隠れた所に音響照明のプロの技。機材はネットオークションで買った

 山岡住職は1976年、松山市生まれ。内装工事業を営む家庭で育った。四国八十八ヶ所霊場51番札所石手寺(真言宗豊山派)が子どもの頃の遊び場で、高校時代に読んだダンテの『神曲』でキリスト教にも死後の世界があると知った。

 専門学校を卒業後、20歳の時にイベントやコンサートで音響照明を手掛ける地元企業に就職。愛媛県や高知県の文化会館で、派遣職員として勤務した。

 結婚相手の父親は、浄土宗寺院の住職。義兄と義弟も法務を手伝っていた。人手は足りていたが、義父に「得度して寺を手伝わないか」と誘われた。「僧侶という生き方もいいかも」と、転職して仕事の都合をつけながら、2年4期にわたり修行する教師養成道場に入った。

 『観無量寿経』の一節から、自分自身が大きな慈悲に支えられていることに気付いた一方、道場では講師陣からは「教えを伝える僧侶としての姿勢」を学んだ。感じるだけでなく、伝えるのが宗教者だと思い知った。

空間を感じ、魅力伝える

 浄土宗教師としての資格を得た後も、会社勤務の傍ら休日に法務を手伝うだけだった。「果たして、これが自分自身の歩む道なのだろうか」。こなしているだけのような日々に疑問が湧いていた頃、別の寺院の法要を手伝った縁で、「貝寺」の後継者にならないかと誘われた。
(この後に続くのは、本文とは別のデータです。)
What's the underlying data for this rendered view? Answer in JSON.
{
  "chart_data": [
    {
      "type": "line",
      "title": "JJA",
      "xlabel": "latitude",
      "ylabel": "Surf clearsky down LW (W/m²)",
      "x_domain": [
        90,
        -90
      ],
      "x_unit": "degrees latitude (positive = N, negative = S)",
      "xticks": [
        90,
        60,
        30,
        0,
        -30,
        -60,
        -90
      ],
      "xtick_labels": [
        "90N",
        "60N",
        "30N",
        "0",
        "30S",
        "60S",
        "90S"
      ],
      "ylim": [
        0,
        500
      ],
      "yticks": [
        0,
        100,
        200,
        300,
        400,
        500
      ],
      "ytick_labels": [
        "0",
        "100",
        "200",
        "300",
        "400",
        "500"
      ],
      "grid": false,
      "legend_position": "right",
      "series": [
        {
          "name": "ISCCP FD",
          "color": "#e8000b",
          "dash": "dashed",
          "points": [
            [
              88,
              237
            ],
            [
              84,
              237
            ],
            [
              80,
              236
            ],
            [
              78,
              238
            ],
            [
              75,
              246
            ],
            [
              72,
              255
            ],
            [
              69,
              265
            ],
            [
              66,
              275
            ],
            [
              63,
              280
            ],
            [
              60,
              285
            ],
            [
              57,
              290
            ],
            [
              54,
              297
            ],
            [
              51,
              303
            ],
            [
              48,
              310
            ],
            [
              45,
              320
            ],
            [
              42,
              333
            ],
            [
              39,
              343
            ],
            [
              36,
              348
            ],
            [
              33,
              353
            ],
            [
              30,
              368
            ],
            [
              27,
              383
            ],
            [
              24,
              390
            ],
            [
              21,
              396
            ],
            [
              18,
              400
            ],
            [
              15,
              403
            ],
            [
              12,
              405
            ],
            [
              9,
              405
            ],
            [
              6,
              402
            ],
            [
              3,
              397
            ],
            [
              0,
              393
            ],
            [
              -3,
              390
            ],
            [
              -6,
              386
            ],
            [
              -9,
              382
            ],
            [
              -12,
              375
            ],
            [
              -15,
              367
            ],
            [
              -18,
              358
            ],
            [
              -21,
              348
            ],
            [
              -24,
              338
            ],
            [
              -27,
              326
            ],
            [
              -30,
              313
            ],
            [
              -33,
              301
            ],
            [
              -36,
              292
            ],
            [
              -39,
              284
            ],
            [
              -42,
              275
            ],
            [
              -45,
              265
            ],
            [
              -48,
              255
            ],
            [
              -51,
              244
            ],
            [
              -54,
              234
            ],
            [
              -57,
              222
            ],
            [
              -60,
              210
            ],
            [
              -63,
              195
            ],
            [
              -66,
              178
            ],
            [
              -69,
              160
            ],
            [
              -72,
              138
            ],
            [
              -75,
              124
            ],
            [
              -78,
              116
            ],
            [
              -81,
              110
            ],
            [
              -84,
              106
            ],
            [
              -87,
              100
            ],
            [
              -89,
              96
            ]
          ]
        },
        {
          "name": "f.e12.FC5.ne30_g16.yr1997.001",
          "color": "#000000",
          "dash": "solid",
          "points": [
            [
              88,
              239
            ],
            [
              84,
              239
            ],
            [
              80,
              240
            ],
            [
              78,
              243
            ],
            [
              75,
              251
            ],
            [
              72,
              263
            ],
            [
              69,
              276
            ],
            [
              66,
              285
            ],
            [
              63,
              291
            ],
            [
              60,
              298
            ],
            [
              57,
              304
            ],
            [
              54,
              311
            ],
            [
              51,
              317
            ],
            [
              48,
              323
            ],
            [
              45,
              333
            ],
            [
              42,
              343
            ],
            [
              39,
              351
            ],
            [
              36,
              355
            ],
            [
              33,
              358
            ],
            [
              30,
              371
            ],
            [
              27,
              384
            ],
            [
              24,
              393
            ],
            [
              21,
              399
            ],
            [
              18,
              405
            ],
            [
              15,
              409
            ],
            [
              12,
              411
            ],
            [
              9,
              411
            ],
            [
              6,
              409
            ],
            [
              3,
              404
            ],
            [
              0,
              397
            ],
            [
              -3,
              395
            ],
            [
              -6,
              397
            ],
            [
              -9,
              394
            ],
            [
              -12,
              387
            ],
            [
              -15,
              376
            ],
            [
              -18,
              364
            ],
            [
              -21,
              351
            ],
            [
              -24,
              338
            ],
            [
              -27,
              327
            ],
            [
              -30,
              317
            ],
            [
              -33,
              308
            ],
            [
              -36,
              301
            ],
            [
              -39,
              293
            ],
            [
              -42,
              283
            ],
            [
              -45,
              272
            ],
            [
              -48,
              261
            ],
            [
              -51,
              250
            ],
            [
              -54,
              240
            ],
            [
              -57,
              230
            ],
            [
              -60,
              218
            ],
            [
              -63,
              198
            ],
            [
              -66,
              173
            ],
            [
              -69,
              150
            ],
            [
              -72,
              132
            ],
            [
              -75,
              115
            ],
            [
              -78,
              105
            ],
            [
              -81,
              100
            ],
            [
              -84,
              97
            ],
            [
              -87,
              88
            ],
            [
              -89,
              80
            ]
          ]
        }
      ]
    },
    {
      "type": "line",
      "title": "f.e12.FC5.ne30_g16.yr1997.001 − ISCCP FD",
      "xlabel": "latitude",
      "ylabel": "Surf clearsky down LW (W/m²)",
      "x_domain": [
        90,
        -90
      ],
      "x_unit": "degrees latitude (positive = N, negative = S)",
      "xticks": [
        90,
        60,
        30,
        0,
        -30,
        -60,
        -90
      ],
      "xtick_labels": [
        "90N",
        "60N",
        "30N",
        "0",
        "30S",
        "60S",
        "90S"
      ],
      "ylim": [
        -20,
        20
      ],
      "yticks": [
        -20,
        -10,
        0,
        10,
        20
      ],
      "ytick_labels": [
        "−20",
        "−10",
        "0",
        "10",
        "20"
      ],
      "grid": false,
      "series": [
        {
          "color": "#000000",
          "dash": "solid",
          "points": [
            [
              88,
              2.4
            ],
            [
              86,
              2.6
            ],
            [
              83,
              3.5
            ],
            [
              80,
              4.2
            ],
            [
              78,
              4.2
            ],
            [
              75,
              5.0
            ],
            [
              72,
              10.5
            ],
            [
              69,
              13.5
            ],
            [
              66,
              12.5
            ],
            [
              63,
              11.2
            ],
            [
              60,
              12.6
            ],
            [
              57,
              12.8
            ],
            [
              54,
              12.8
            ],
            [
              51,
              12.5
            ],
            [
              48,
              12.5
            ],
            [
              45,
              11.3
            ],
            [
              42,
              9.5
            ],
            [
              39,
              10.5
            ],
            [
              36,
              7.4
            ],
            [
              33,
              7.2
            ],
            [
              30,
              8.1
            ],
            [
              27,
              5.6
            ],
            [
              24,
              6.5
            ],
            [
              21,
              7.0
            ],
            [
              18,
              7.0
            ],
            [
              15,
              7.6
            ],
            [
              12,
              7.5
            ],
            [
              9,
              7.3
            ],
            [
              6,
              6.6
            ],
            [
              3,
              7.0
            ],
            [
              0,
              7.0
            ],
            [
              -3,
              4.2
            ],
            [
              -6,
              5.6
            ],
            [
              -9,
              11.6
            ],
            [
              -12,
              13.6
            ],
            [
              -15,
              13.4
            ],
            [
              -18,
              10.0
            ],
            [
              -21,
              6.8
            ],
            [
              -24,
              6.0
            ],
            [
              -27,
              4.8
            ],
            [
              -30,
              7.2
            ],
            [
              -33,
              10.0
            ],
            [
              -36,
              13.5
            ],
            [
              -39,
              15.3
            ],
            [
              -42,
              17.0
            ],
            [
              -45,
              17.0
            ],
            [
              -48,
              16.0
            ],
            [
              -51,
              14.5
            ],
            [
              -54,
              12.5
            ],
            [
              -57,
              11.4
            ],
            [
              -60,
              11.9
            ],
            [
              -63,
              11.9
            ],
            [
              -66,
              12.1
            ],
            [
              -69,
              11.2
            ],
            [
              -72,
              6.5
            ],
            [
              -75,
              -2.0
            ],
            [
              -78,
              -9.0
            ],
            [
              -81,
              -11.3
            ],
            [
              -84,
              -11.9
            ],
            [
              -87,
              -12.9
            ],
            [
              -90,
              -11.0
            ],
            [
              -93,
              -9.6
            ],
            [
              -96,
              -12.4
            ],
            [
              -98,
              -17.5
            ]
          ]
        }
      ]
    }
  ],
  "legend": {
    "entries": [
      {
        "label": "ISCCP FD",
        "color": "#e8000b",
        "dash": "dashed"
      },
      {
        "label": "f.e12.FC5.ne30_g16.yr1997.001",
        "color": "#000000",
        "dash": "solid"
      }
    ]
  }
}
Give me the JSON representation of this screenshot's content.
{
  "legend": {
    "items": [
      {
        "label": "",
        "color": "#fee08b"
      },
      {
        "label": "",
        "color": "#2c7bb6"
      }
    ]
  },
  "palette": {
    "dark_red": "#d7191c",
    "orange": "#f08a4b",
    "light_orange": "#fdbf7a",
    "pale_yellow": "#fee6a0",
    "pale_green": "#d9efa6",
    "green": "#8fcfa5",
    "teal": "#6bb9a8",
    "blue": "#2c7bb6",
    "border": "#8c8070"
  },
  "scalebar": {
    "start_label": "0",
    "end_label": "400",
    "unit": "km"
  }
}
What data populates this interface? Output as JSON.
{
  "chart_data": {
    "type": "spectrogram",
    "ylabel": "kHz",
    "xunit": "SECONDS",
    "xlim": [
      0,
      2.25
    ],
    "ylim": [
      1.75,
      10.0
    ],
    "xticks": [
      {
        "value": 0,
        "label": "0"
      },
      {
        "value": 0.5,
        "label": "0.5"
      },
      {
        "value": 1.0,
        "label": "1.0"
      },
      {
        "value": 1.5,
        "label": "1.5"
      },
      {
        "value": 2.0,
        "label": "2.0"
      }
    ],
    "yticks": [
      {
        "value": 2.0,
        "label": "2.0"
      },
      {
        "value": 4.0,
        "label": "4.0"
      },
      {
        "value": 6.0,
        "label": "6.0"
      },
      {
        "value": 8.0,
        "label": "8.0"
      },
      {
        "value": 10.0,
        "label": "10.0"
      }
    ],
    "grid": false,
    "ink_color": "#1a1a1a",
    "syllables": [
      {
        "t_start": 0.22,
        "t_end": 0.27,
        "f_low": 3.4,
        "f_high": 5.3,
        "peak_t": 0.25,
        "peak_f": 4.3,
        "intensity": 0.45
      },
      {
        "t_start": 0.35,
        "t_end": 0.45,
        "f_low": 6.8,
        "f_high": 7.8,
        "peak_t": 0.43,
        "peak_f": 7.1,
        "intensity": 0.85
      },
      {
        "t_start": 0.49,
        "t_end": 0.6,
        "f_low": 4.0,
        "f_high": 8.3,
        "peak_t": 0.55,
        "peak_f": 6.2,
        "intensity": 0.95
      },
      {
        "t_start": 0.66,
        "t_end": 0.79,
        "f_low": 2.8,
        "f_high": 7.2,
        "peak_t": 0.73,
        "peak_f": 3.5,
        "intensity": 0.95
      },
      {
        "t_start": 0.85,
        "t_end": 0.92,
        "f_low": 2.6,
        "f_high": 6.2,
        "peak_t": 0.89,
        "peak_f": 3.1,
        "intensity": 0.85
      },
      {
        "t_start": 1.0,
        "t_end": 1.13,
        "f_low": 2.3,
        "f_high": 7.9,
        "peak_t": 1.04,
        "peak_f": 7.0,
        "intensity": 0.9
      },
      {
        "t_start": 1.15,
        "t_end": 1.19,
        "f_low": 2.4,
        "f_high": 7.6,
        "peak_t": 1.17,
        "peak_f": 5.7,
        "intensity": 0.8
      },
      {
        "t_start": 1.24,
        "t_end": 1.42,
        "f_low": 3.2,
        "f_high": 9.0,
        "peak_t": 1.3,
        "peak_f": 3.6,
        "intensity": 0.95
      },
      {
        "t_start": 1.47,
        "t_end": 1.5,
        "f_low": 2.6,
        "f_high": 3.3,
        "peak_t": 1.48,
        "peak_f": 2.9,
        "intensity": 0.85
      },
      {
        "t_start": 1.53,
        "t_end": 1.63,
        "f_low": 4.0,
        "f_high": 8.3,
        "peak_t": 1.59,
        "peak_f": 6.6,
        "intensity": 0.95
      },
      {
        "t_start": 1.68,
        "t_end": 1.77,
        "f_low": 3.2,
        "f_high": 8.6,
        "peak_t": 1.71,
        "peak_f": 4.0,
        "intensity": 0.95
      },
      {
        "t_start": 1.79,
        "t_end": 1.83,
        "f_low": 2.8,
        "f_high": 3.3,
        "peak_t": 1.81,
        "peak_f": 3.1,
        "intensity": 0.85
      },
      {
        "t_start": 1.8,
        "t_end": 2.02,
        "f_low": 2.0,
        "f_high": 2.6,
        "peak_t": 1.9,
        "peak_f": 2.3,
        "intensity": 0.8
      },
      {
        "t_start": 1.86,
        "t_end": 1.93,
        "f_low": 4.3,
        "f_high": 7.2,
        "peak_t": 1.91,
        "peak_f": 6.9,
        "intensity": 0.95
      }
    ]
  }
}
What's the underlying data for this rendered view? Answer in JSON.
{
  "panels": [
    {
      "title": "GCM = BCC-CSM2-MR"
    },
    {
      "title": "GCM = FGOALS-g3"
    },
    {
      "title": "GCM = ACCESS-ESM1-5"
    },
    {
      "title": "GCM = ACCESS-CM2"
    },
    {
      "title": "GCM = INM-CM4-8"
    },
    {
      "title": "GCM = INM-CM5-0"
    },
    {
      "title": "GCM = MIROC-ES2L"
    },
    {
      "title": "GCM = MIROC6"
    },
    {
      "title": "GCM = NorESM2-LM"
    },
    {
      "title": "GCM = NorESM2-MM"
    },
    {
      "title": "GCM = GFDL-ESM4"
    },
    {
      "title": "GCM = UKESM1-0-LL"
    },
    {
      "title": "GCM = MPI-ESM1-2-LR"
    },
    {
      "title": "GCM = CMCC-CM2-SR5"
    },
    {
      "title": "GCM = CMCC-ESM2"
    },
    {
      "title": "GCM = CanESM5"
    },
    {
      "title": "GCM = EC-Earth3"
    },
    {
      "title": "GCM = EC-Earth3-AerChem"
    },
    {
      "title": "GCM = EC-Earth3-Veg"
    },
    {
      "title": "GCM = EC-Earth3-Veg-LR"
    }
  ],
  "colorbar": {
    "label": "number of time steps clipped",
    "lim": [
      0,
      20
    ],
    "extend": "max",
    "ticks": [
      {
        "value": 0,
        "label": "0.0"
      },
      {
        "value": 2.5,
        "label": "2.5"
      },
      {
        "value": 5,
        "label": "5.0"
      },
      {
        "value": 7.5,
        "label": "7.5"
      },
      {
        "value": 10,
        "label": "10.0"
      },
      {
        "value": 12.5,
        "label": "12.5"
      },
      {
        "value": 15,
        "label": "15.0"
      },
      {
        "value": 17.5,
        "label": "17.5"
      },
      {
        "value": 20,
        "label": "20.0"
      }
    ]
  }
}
 伝統ある寺だと聞いていた。だが、いつも集まるのは、御詠歌の講員と檀家総代しかいない。「寺が心のよりどころであってほしい」。2016年4月に住職として晋山した後は、地域の人々と交流するために試行錯誤した。

 「寺の空間を感じることが、阿弥陀仏を感じることに通じるはず」。音響照明の仕事をしてきた経験を生かし、翌17年1月25日の御忌大会では、刑務所で慰問活動に取り組む女性デュオを招いてコンサートを開いた。秋の十夜法要では尺八の演奏会を開催。以来、年2回程度のペースでイベントを行っている。

 少子高齢化が進み、リゾート地でありながらさびれつつある白浜町のことが気に掛かる。最近は東京に本社がある企業がサテライトオフィスを置くようになるなど明るい材料もあるが、地域の魅力のさらなる発信が必要と感じている。

 幸いなことに「貝寺」には、先代住職が整備した「貝の展示室」がある。「寺は地域のシンボル。新しいことにチャレンジし、町の発展に貢献したい」と意気込む。